At this point, let’s assume everyone is familiar with home voice assistants like the Amazon Echo (a.k.a. Alexa) and Google Home. Ask them questions and get news/weather/traffic, order an Uber, have them tell jokes, make free phone calls — and, of course, play your your favorite music simply by calling out its name. “Play ’80s pop hits.” “Play Billy Joel.” “Play classical piano.”
Fans of the devices, like me, have come to embrace the way they make minor but not insignificant parts of daily life easier. But when arch-rivals Amazon and Google started slapping touchscreens on these things, I was skeptical. Wasn’t the whole point to be able to use them from across the room, without having to look at them? At least that’s what I thought when, a few months ago, my family got a touchscreen Google Nest Hub as a gift. But after setting it up, I soon realized the point I’d been missing: The screen is there but also not there — meaning you can still bark orders at it from across the room and listen to the replies, but when a visual is useful, you’ve got it.
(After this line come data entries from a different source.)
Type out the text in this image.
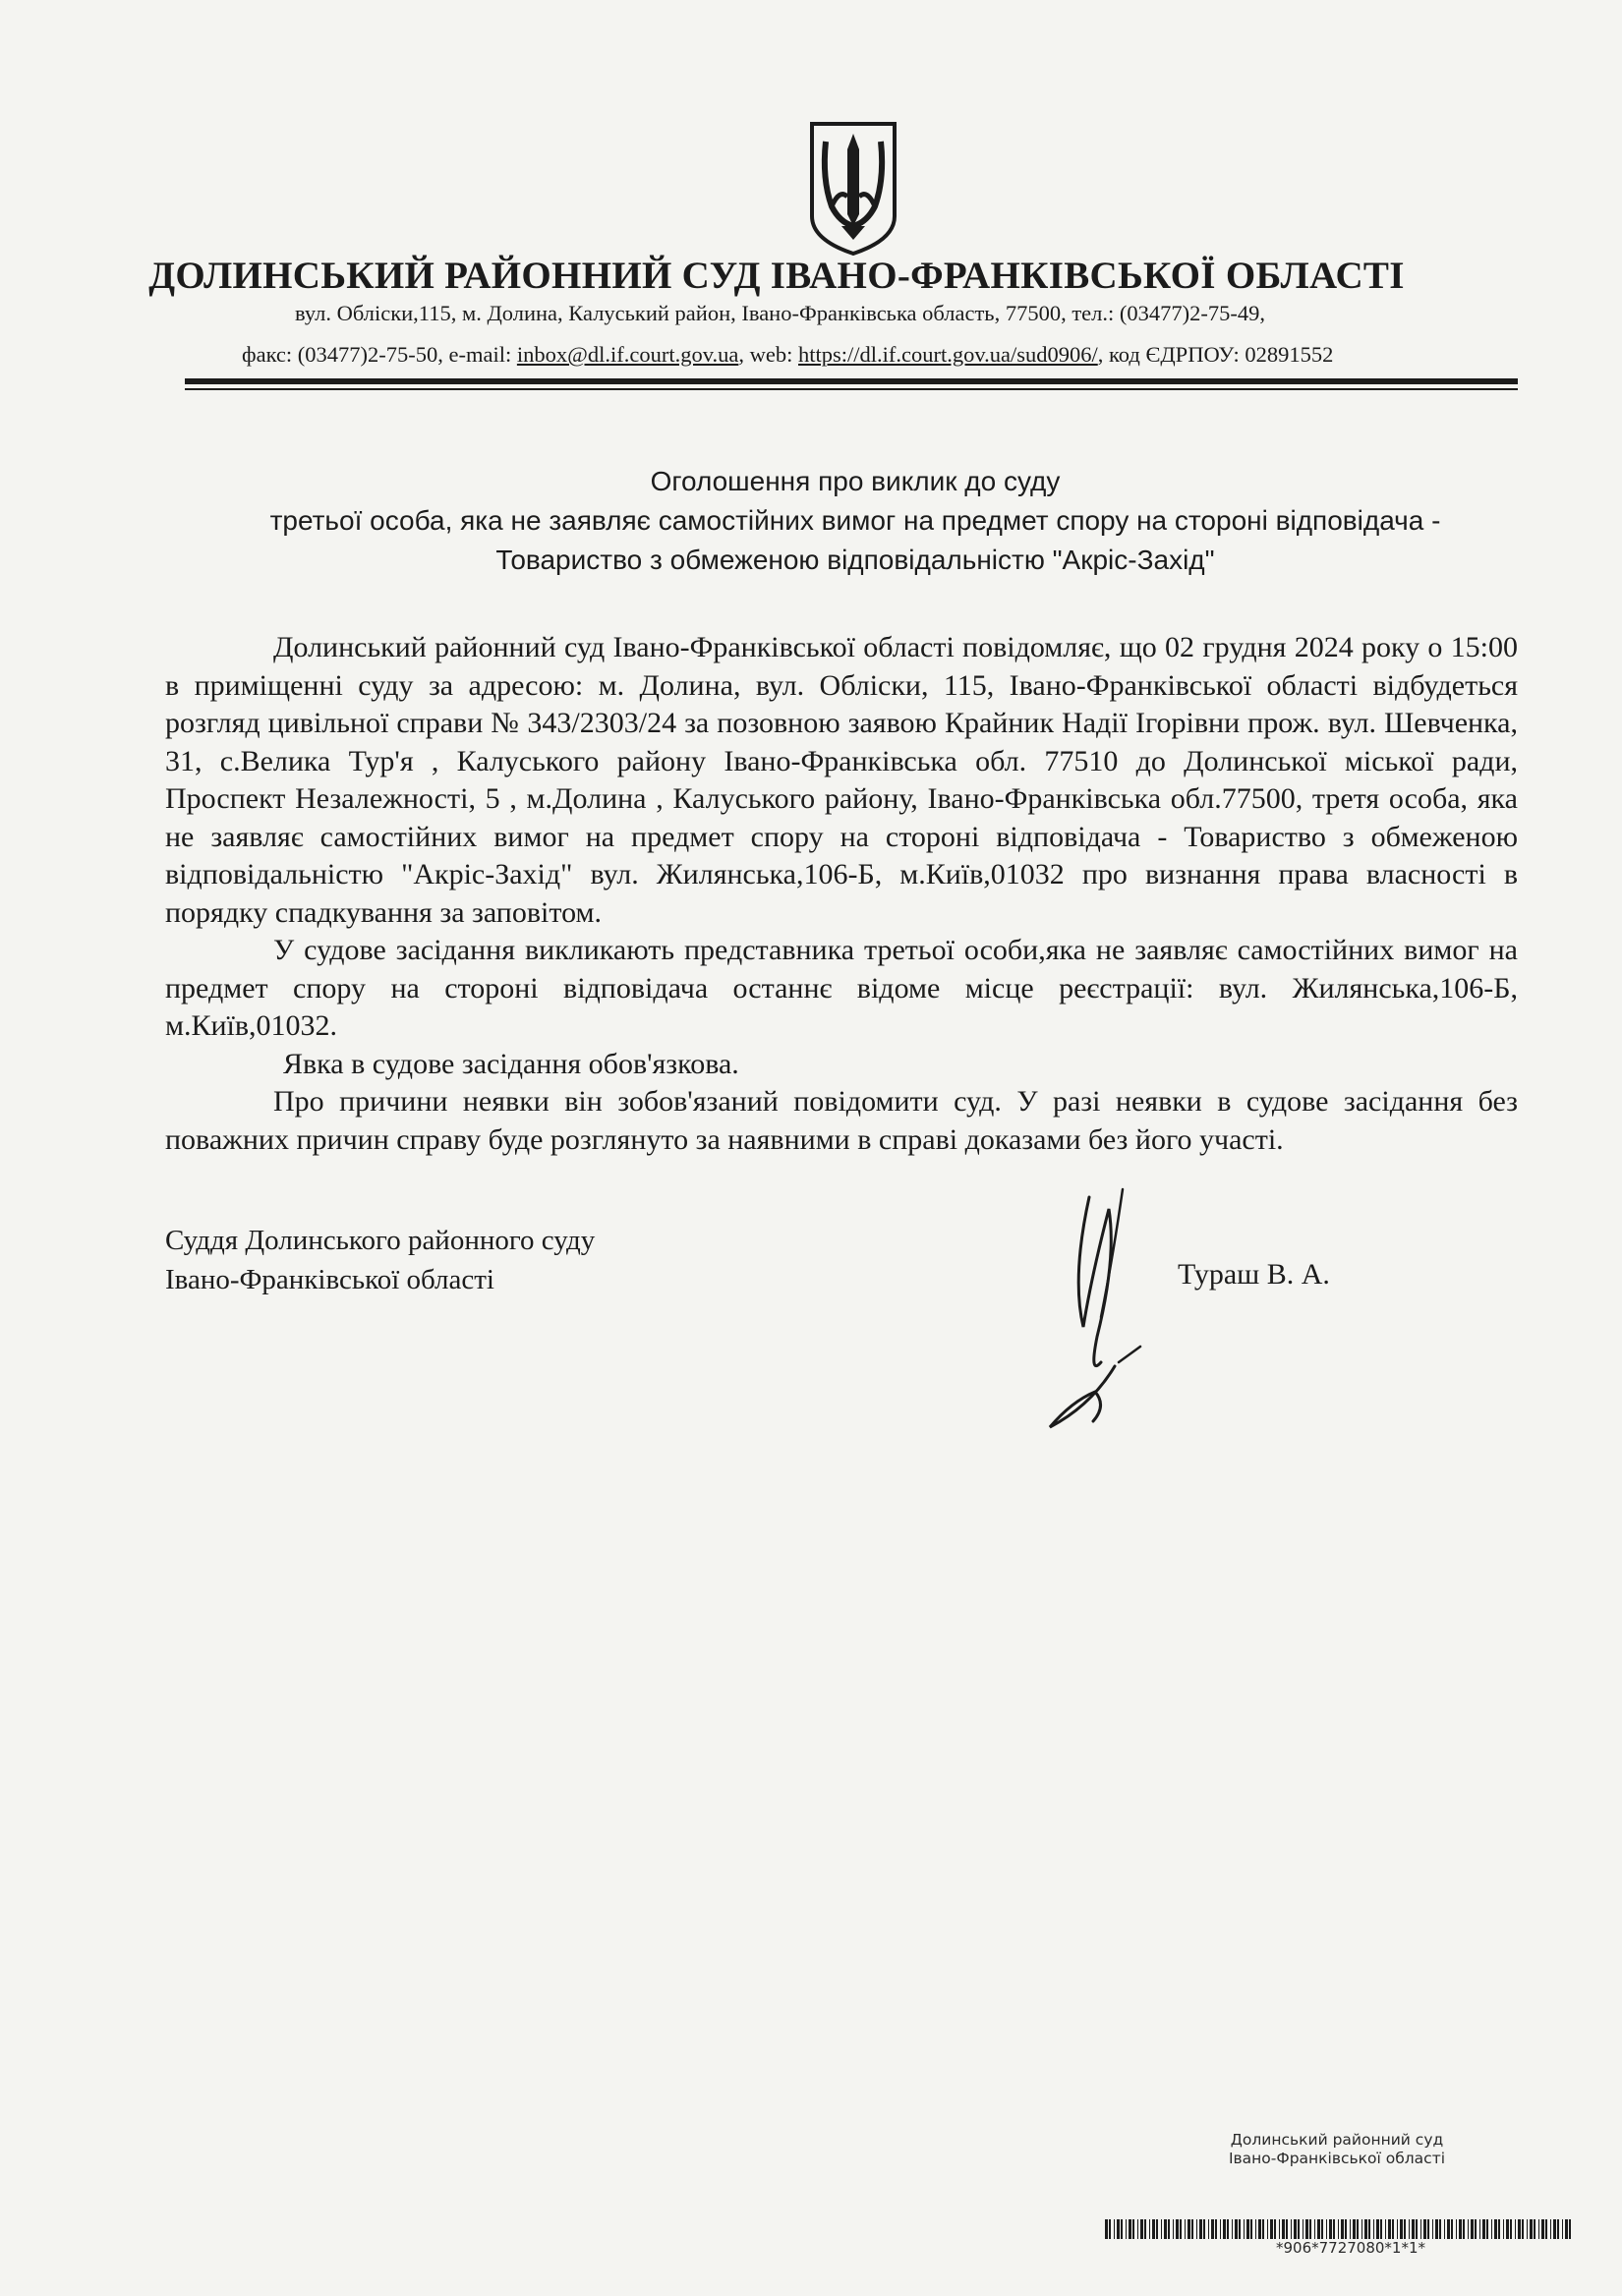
ДОЛИНСЬКИЙ РАЙОННИЙ СУД ІВАНО-ФРАНКІВСЬКОЇ ОБЛАСТІ
вул. Обліски,115, м. Долина, Калуський район, Івано-Франківська область, 77500, тел.: (03477)2-75-49,
факс: (03477)2-75-50, e-mail: inbox@dl.if.court.gov.ua, web: https://dl.if.court.gov.ua/sud0906/, код ЄДРПОУ: 02891552
Оголошення про виклик до суду
третьої особа, яка не заявляє самостійних вимог на предмет спору на стороні відповідача -
Товариство з обмеженою відповідальністю "Акріс-Захід"

Долинський районний суд Івано-Франківської області повідомляє, що 02 грудня 2024 року о 15:00 в приміщенні суду за адресою: м. Долина, вул. Обліски, 115, Івано-Франківської області відбудеться розгляд цивільної справи № 343/2303/24 за позовною заявою Крайник Надії Ігорівни прож. вул. Шевченка, 31, с.Велика Тур'я , Калуського району Івано-Франківська обл. 77510 до Долинської міської ради, Проспект Незалежності, 5 , м.Долина , Калуського району, Івано-Франківська обл.77500, третя особа, яка не заявляє самостійних вимог на предмет спору на стороні відповідача - Товариство з обмеженою відповідальністю "Акріс-Захід" вул. Жилянська,106-Б, м.Київ,01032 про визнання права власності в порядку спадкування за заповітом.

У судове засідання викликають представника третьої особи,яка не заявляє самостійних вимог на предмет спору на стороні відповідача останнє відоме місце реєстрації: вул. Жилянська,106-Б, м.Київ,01032.

Явка в судове засідання обов'язкова.

Про причини неявки він зобов'язаний повідомити суд. У разі неявки в судове засідання без поважних причин справу буде розглянуто за наявними в справі доказами без його участі.

Суддя Долинського районного суду
Івано-Франківської області	Тураш В. А.
Долинський районний суд
Івано-Франківської області
*906*7727080*1*1*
We keep our Nest Hub on our kitchen counter, and most of the time its screen takes the form of either a giant digital clock or a slideshow of photos that we’ve chosen from a free Google Photos account. But when it’s time to cook, hoo boy! The device has a killer recipe feature: “Show me shrimp quesadilla recipes,” you say, then just tap one that looks good, and the thing walks you through the process. “Next step,” you say, without ever getting your grubby hands on the machine as you cook. My kids have also been known to watch YouTube videos on it while they shovel down their cereal in the morning. And if you keep your calendar in Google Calendar, it’s nice to see a map of your day when you say, “What’s on my calendar?” From its perch on the countertop, we also use the device to control our Sony TV (“turn on the TV”), Nest thermostat (“make it two degrees warmer”), and Nest doorbell. The screen is especially valuable on that last one. “Okay Google, show the front door,” you say, and the live feed from the doorbell cam appears, so we can see if whoever’s there merits getting up from the table.
The Amazon Echo Show does all of that stuff, too, although with more setup. (Some of its apps also require a Prime membership in order to take full advantage of them.) In fact, Google and Amazon are locked in a death grip for dominance in the screened voice-assistant market. Each makes its devices in a couple of sizes with tiny differences, and there are some traits unique to either brand that you should consider when choosing your model. Google’s strengths over Amazon: better screens; a far more natural-sounding voice; simple setup for Nest and Android smart-home gadgets; better abilities to translate languages; effortless playing of YouTube videos. Amazon’s strengths over Google: great for ordering stuff from Amazon; audio output jack for connecting better speakers; compatible with Microsoft and Apple calendars. With these in mind, below are the various Google and Amazon touchscreen voice assistants you can buy.
Google’s touchscreen voice assistants
This is the Nest Hub that my family owns. It has a seven-inch screen, and of all the touchscreen voice assistants on this list, it’s the only one without a camera — something that may be a plus if you’re a privacy paranoiac. On the one hand, we can’t make video calls to other people who have Nest Hubs. On the other hand, we don’t know anybody who does, so who cares?
Google also sells this hi-fi ten-inch version of the Nest Hub. Aside from the larger screen, you’re paying for much better sound. It’s got stereo speakers in front and a three-inch woofer in back. (Google has also licensed the identical software to smart screens from Lenovo or JBL.)
Amazon’s touchscreen voice assistants
This fall, Amazon will debut its in-between Echo Show, with an eight-inch screen. As it’s similar in size to our Nest Hub, this would be the model for your kitchen counter. [Editor’s note: The Echo Show 8 is available for pre-order, and will ship on November 21, according to Amazon.]